This report covers the first A/B test run by the Discovery team. In summary, we did not find an unambiguous improvement in outcome for users subject to the experimental condition, and recommend disabling the experiment and returning users to the default search experience - coupled with some pointers on future A/B test design.
Background and Methods
On Thursday, 6 August 2015 we launched an A/B test over the Wikimedia search system ("Cirrus") aimed at reducing the rate at which user queries would provide no results.
This test ran for 1 week over 10% of user queries. 50% of those users were given our default search experience, and the remaining 50% were given a system that had a reduced confidence - in other words, produced results when it was less certain they were good results - and a different smoothing algorithm to try and increase the quality of results returned with that reduced confidence.
Our intent with this test was not only to impact the zero results rate but to identify problems with the testing process and resolve them so that future, larger tests would have more reliable outcomes (and those outcomes would be easier to reach).

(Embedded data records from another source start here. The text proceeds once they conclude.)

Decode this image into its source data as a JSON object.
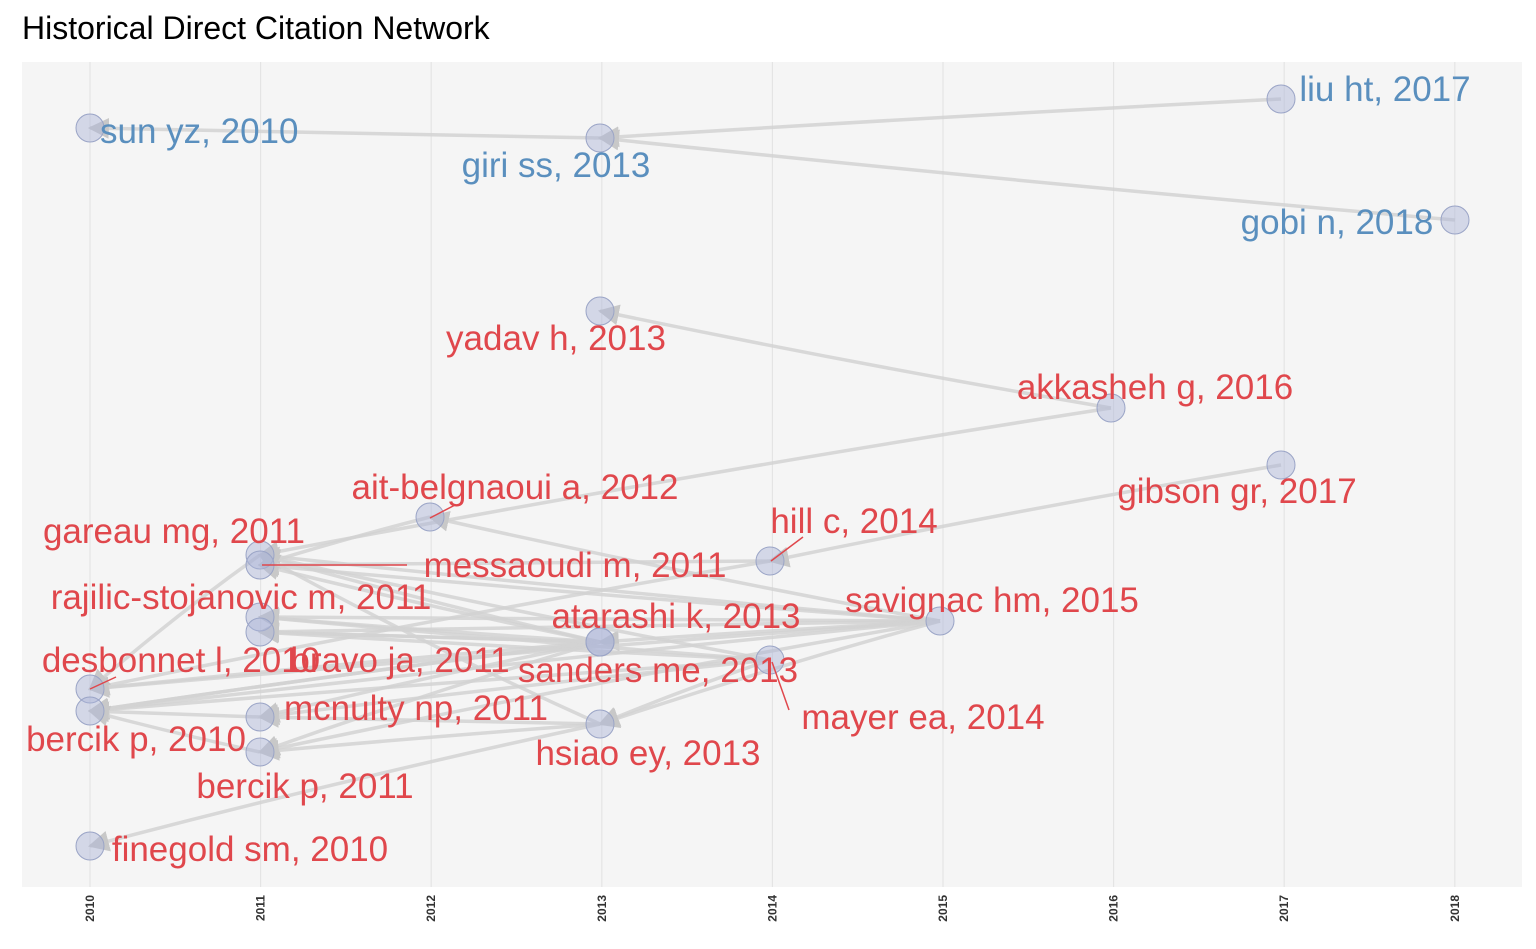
{
  "title": "Historical Direct Citation Network",
  "colors": {
    "panel_bg": "#f5f5f5",
    "grid": "#e4e4e4",
    "edge": "#d2d2d2",
    "node_fill": "#aab4d6",
    "node_stroke": "#9aa4c6",
    "cluster_blue": "#5a8fbe",
    "cluster_red": "#e0474c"
  },
  "chart_data": {
    "type": "network",
    "x_axis": {
      "ticks": [
        2010,
        2011,
        2012,
        2013,
        2014,
        2015,
        2016,
        2017,
        2018
      ]
    },
    "nodes": [
      {
        "id": "sun_yz_2010",
        "label": "sun yz, 2010",
        "year": 2010,
        "cluster": "blue"
      },
      {
        "id": "giri_ss_2013",
        "label": "giri ss, 2013",
        "year": 2013,
        "cluster": "blue"
      },
      {
        "id": "liu_ht_2017",
        "label": "liu ht, 2017",
        "year": 2017,
        "cluster": "blue"
      },
      {
        "id": "gobi_n_2018",
        "label": "gobi n, 2018",
        "year": 2018,
        "cluster": "blue"
      },
      {
        "id": "yadav_h_2013",
        "label": "yadav h, 2013",
        "year": 2013,
        "cluster": "red"
      },
      {
        "id": "akkasheh_g_2016",
        "label": "akkasheh g, 2016",
        "year": 2016,
        "cluster": "red"
      },
      {
        "id": "gibson_gr_2017",
        "label": "gibson gr, 2017",
        "year": 2017,
        "cluster": "red"
      },
      {
        "id": "ait_belgnaoui_a_2012",
        "label": "ait-belgnaoui a, 2012",
        "year": 2012,
        "cluster": "red"
      },
      {
        "id": "hill_c_2014",
        "label": "hill c, 2014",
        "year": 2014,
        "cluster": "red"
      },
      {
        "id": "gareau_mg_2011",
        "label": "gareau mg, 2011",
        "year": 2011,
        "cluster": "red"
      },
      {
        "id": "messaoudi_m_2011",
        "label": "messaoudi m, 2011",
        "year": 2011,
        "cluster": "red"
      },
      {
        "id": "rajilic_stojanovic_m_2011",
        "label": "rajilic-stojanovic m, 2011",
        "year": 2011,
        "cluster": "red"
      },
      {
        "id": "savignac_hm_2015",
        "label": "savignac hm, 2015",
        "year": 2015,
        "cluster": "red"
      },
      {
        "id": "atarashi_k_2013",
        "label": "atarashi k, 2013",
        "year": 2013,
        "cluster": "red"
      },
      {
        "id": "desbonnet_l_2010",
        "label": "desbonnet l, 2010",
        "year": 2010,
        "cluster": "red"
      },
      {
        "id": "bravo_ja_2011",
        "label": "bravo ja, 2011",
        "year": 2011,
        "cluster": "red"
      },
      {
        "id": "sanders_me_2013",
        "label": "sanders me, 2013",
        "year": 2013,
        "cluster": "red"
      },
      {
        "id": "mayer_ea_2014",
        "label": "mayer ea, 2014",
        "year": 2014,
        "cluster": "red"
      },
      {
        "id": "mcnulty_np_2011",
        "label": "mcnulty np, 2011",
        "year": 2011,
        "cluster": "red"
      },
      {
        "id": "bercik_p_2010",
        "label": "bercik p, 2010",
        "year": 2010,
        "cluster": "red"
      },
      {
        "id": "hsiao_ey_2013",
        "label": "hsiao ey, 2013",
        "year": 2013,
        "cluster": "red"
      },
      {
        "id": "bercik_p_2011",
        "label": "bercik p, 2011",
        "year": 2011,
        "cluster": "red"
      },
      {
        "id": "finegold_sm_2010",
        "label": "finegold sm, 2010",
        "year": 2010,
        "cluster": "red"
      }
    ],
    "edges": [
      {
        "from": "giri_ss_2013",
        "to": "sun_yz_2010"
      },
      {
        "from": "liu_ht_2017",
        "to": "giri_ss_2013"
      },
      {
        "from": "gobi_n_2018",
        "to": "giri_ss_2013"
      },
      {
        "from": "akkasheh_g_2016",
        "to": "yadav_h_2013"
      },
      {
        "from": "akkasheh_g_2016",
        "to": "gareau_mg_2011"
      },
      {
        "from": "gibson_gr_2017",
        "to": "hill_c_2014"
      },
      {
        "from": "hill_c_2014",
        "to": "messaoudi_m_2011"
      },
      {
        "from": "hill_c_2014",
        "to": "desbonnet_l_2010"
      },
      {
        "from": "savignac_hm_2015",
        "to": "ait_belgnaoui_a_2012"
      },
      {
        "from": "savignac_hm_2015",
        "to": "gareau_mg_2011"
      },
      {
        "from": "savignac_hm_2015",
        "to": "messaoudi_m_2011"
      },
      {
        "from": "savignac_hm_2015",
        "to": "rajilic_stojanovic_m_2011"
      },
      {
        "from": "savignac_hm_2015",
        "to": "bravo_ja_2011"
      },
      {
        "from": "savignac_hm_2015",
        "to": "atarashi_k_2013"
      },
      {
        "from": "savignac_hm_2015",
        "to": "desbonnet_l_2010"
      },
      {
        "from": "savignac_hm_2015",
        "to": "bercik_p_2010"
      },
      {
        "from": "savignac_hm_2015",
        "to": "bercik_p_2011"
      },
      {
        "from": "savignac_hm_2015",
        "to": "hsiao_ey_2013"
      },
      {
        "from": "ait_belgnaoui_a_2012",
        "to": "messaoudi_m_2011"
      },
      {
        "from": "atarashi_k_2013",
        "to": "gareau_mg_2011"
      },
      {
        "from": "atarashi_k_2013",
        "to": "messaoudi_m_2011"
      },
      {
        "from": "atarashi_k_2013",
        "to": "rajilic_stojanovic_m_2011"
      },
      {
        "from": "atarashi_k_2013",
        "to": "bravo_ja_2011"
      },
      {
        "from": "atarashi_k_2013",
        "to": "desbonnet_l_2010"
      },
      {
        "from": "atarashi_k_2013",
        "to": "bercik_p_2010"
      },
      {
        "from": "atarashi_k_2013",
        "to": "mcnulty_np_2011"
      },
      {
        "from": "atarashi_k_2013",
        "to": "bercik_p_2011"
      },
      {
        "from": "sanders_me_2013",
        "to": "bercik_p_2010"
      },
      {
        "from": "sanders_me_2013",
        "to": "bravo_ja_2011"
      },
      {
        "from": "mayer_ea_2014",
        "to": "gareau_mg_2011"
      },
      {
        "from": "mayer_ea_2014",
        "to": "bravo_ja_2011"
      },
      {
        "from": "mayer_ea_2014",
        "to": "bercik_p_2010"
      },
      {
        "from": "mayer_ea_2014",
        "to": "hsiao_ey_2013"
      },
      {
        "from": "mayer_ea_2014",
        "to": "mcnulty_np_2011"
      },
      {
        "from": "mayer_ea_2014",
        "to": "rajilic_stojanovic_m_2011"
      },
      {
        "from": "hsiao_ey_2013",
        "to": "gareau_mg_2011"
      },
      {
        "from": "hsiao_ey_2013",
        "to": "bercik_p_2011"
      },
      {
        "from": "hsiao_ey_2013",
        "to": "mcnulty_np_2011"
      },
      {
        "from": "hsiao_ey_2013",
        "to": "finegold_sm_2010"
      },
      {
        "from": "bercik_p_2011",
        "to": "bercik_p_2010"
      },
      {
        "from": "mcnulty_np_2011",
        "to": "bercik_p_2010"
      },
      {
        "from": "gareau_mg_2011",
        "to": "desbonnet_l_2010"
      }
    ]
  }
}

The initial analysis we performed (which is documented separately) ran over 7 million events from the first day of A/B testing. It found statistically significant difference, with the test group showing a lower zero results rate than the control group, but this difference was small enough to be caused by sampling issues (discussed below), or to be entirely real but not worth deploying more widely.
For the final analysis we examined 7 days of logs, removing entries that only contained prefix search queries (which were not impacted by the test) or which came from known misusers of our systems. This resulted in a dataset of 13,450,869 events between 7 and 14 August 2015.
x <- matrix(c(1183934, 1170787, 5563138, 5533010), nrow = 2) colnames(x) <- c("no results", "some results") rownames(x) <- c("b", "a") sqrt(chisq.test(x)$statistic/sum(x)) # effect size - Cohen's w
As with the initial test, there is no visual distinction between the outcome for Group A (the control group) or Group B (the test group). We performed a test of independence and found evidence indicating significant association between group membership and outcome (p < 0.001), but a very small effect size -- Cohen's w = 0.001 (0.1 is considered small).
What that association favours, however, is not Group B, as seen in the initial analysis - it's Group A. People given the default treatment are statistically significantly more likely to get results than those subject to the experimental treatment, albeit not enough to make much of a difference (the improvement is 0.08%)
Based on the tiny effect size seen and the flip of the direction of this effect between the initial and final sample, we argue that the experiment failed to demonstrate an improvement in the zero results rate for searches in the testing group. We recommend that the experiment be switched off, and that all users should receive the existing, 'default' search experience.
So, the final analysis has produced the opposite outcome to the initial analysis. What does this mean? The most probable reason for this is the size of the datasets. When dealing with 7m and 13m events, respectively, over two conditions, we have enough power to detect very small effects, ones that vary wildly depending on which large sample is being used - where nothing is really taking place. It's simply the natural variation in the datasets on a large enough scale that significance is possible to achieve.
One solution for this problem is to perform power analyses before experiments to identify the number of results needed to see the smallest improvement we would be comfortable with, and using this to inform our sampling rate. That way we can be more certain that the effect we see (e.g. 0.1% improvement) is statistically significant not just because our dataset is large enough to detect the smallest of effects. We can also (instead of, or in addition to, power analysis) switch to a more Bayesian approach to A/B testing that is not as vulnerable to this class of issue.
In terms of how we approach future experiments, the conclusions of the initial analysis around experimental design stand, but are augmented with a recommendation that power analysis be performed prior to the setting of a sample rate, for each A/B test or other type of experiment we deploy.
We want to note that the team did not deploy a change based on intuition. The team had a hypothesis that a software change would improve search results, tested it, and saw it did not have the impact we thought it might have. We are pleased that the team as a whole is moving towards a scientific, data-driven approach to decision making.